Apart from economic reforms, Deng’s contributions proved outstanding in two important sectors. After Cultural Revolution and especially after he took over reins after Mao’s death, Deng moved decisively in reforming education sector, especially universities, higher education and research and development. He freed the universities of the socialistic leaders and their pernicious ideologies and promoted merit/performance based systems. If Chinese universities and higher education are gaining universal acclaim today, it is mainly because in late seventies and early eighties Deng took up an intense program of University Reforms and gave priority to research and development. His second important contribution pertains to creating internal mechanism for peaceful and consensual succession of political leadership from one generation to the other.
Private Deng was a family person, given to wife, children and grandchildren. Although not very educated himself, he had great respect for education. His wife was a university teacher and taught physics. During Cultural Revolution Deng was under political attack and his son was targeted and roughed up by red guards. He ended up being crippled for the rest of his life and Deng nursed him during his illness. Deng was not vindictive but nursed strong personal emotions for the excesses committed during the Cultural Revolution.
Clearly, Deng occupies a unique position in the History of China. Without him China would not have become a world leader. And yet, it seems that at times Deng’s role has remained somewhat ambiguous and even negative in certain aspects. Especially, in issues relating to political reforms, he failed to appreciate democratic and intellectual aspirations of a China that was in the process of momentous transformation. It appears that he was somewhat apprehensive, even timid when it came to issues of political reforms. May be, perhaps he had seen how political reforms unleashed by the Soviet leaders in eighties brought the mighty Soviet Empire to a tottering end. And this could be a reason why in 1989 he chose to crack down on the agitating students in the Tiananmen Square. Deng may have been much softer and far more positive than Mao; however, there is no evidence that he did anything to further the interests of liberalism and democracy in China. On the contrary he appears to have always stifled even the slightest dissent that he feared would snowball into demand fro political freedom. Historians and scholars still argue whether he could have handled the Tienanmen students' demonstrations in 1989 somewhat differently so as to keep the doors for political reforms slightly open. Further, intellectuals as a class in China never looked to Deng with any confidence the way they looked to Zhou. During the Great Leap Forward and Mao’s other earlier disastrous adventures, Deng does not appear to have made any attempts to protect liberals and critics.

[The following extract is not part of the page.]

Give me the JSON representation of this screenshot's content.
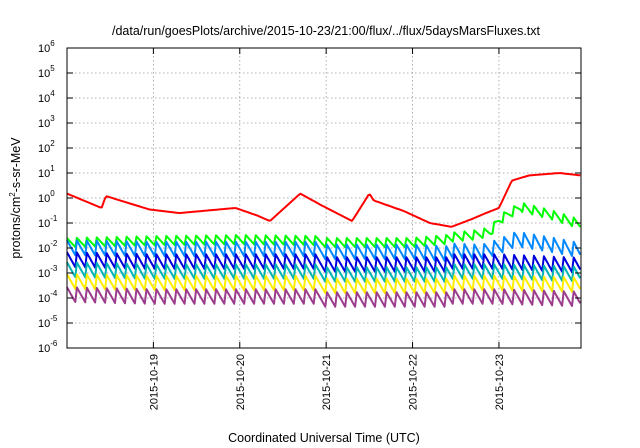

Ezra Vogel’s book on Deng Xiaoping tries to capture all these and other aspects and presents a fairly balanced portrait of a great statesman, who brought China on the world map of high development. It's a work on political economy of Reforms in China that provides insights into interplay of forces that shape and mold the way we develop. It’s a book teeming with great details on how Chinese leaders managed the great challenge of tight rope walking between capitalism and communism.